After receiving a notification that one of its airbag inflators ruptured and injured a driver, the supplier in 2004 reportedly obtained 50 components from scrapyards. The tests reportedly confirmed potential trouble, with cracks in two if the steel inflator capsules, however the test program was brushed under the rug.
“One day, it was, ‘Pack it all up, shut the whole thing down,’” a former engineer at the company told The New York Times. “It was not standard procedure.”
Executives allegedly ordered lab staff to erase any test data from their computers, then scrap any inflators that had been included in the trial. The results do not appear to have been shared with automakers or the National Highway Traffic Safety Administration.
The latest report further suggests Takata has been misleading automakers and federal investigators by claiming that manufacturing problems were resolved by 2002. Internal documents point to ongoing handling issues, including airbag exposure to moisture and machine problems that caused the propellant to become more volatile, as late as 2009.

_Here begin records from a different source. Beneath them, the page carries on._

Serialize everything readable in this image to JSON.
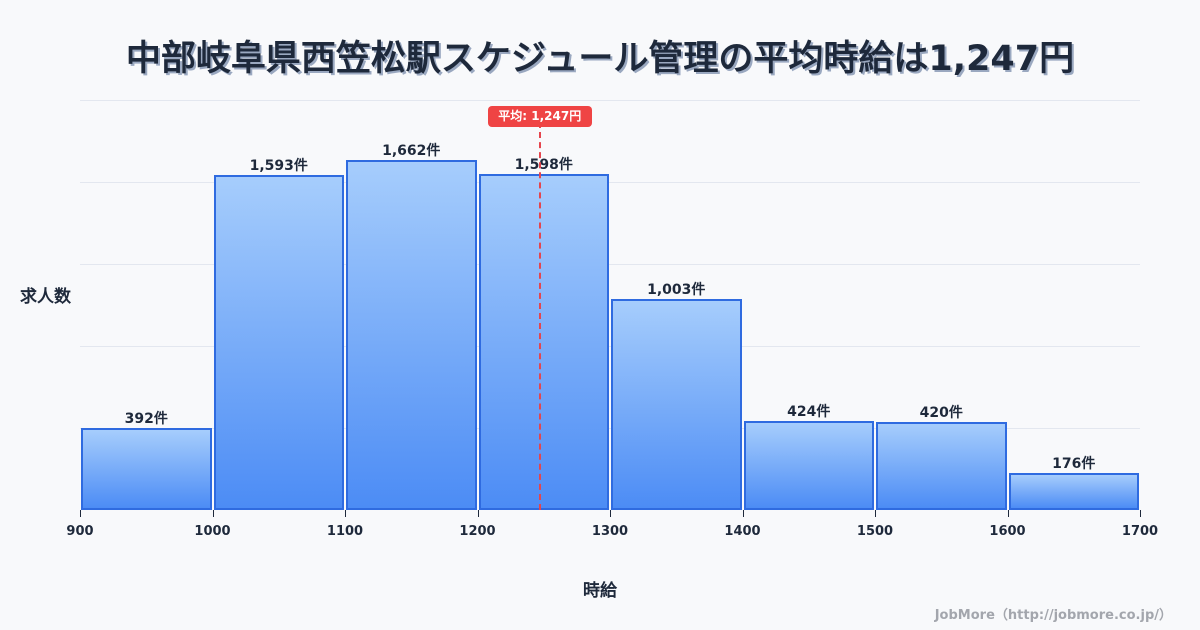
{
  "title": "中部岐阜県西笠松駅スケジュール管理の平均時給は1,247円",
  "chart_data": {
    "type": "bar",
    "subtype": "histogram",
    "title": "中部岐阜県西笠松駅スケジュール管理の平均時給は1,247円",
    "xlabel": "時給",
    "ylabel": "求人数",
    "bins": [
      [
        900,
        1000
      ],
      [
        1000,
        1100
      ],
      [
        1100,
        1200
      ],
      [
        1200,
        1300
      ],
      [
        1300,
        1400
      ],
      [
        1400,
        1500
      ],
      [
        1500,
        1600
      ],
      [
        1600,
        1700
      ]
    ],
    "categories": [
      "900-1000",
      "1000-1100",
      "1100-1200",
      "1200-1300",
      "1300-1400",
      "1400-1500",
      "1500-1600",
      "1600-1700"
    ],
    "values": [
      392,
      1593,
      1662,
      1598,
      1003,
      424,
      420,
      176
    ],
    "value_labels": [
      "392件",
      "1,593件",
      "1,662件",
      "1,598件",
      "1,003件",
      "424件",
      "420件",
      "176件"
    ],
    "x_ticks": [
      "900",
      "1000",
      "1100",
      "1200",
      "1300",
      "1400",
      "1500",
      "1600",
      "1700"
    ],
    "xlim": [
      900,
      1700
    ],
    "ylim": [
      0,
      1950
    ],
    "grid": true,
    "mean_line": {
      "value": 1247,
      "label": "平均: 1,247円",
      "color": "#ef4444"
    },
    "bar_color_top": "#a6cdfc",
    "bar_color_bottom": "#4c8cf5",
    "bar_border": "#2f6be0"
  },
  "footer": "JobMore（http://jobmore.co.jp/）"
}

“Claims such as these have raised additional concerns about Takata’s handling of airbag issues and are one of the reasons we’re compelling them to produce documents and answer questions, under oath,” the NHTSA said in a statement.
As the NHTSA continues to investigate the issue, the agency itself is under scrutiny over its decision to drop an earlier investigation in 2010 without pursuing any recall action or a deeper inquiry.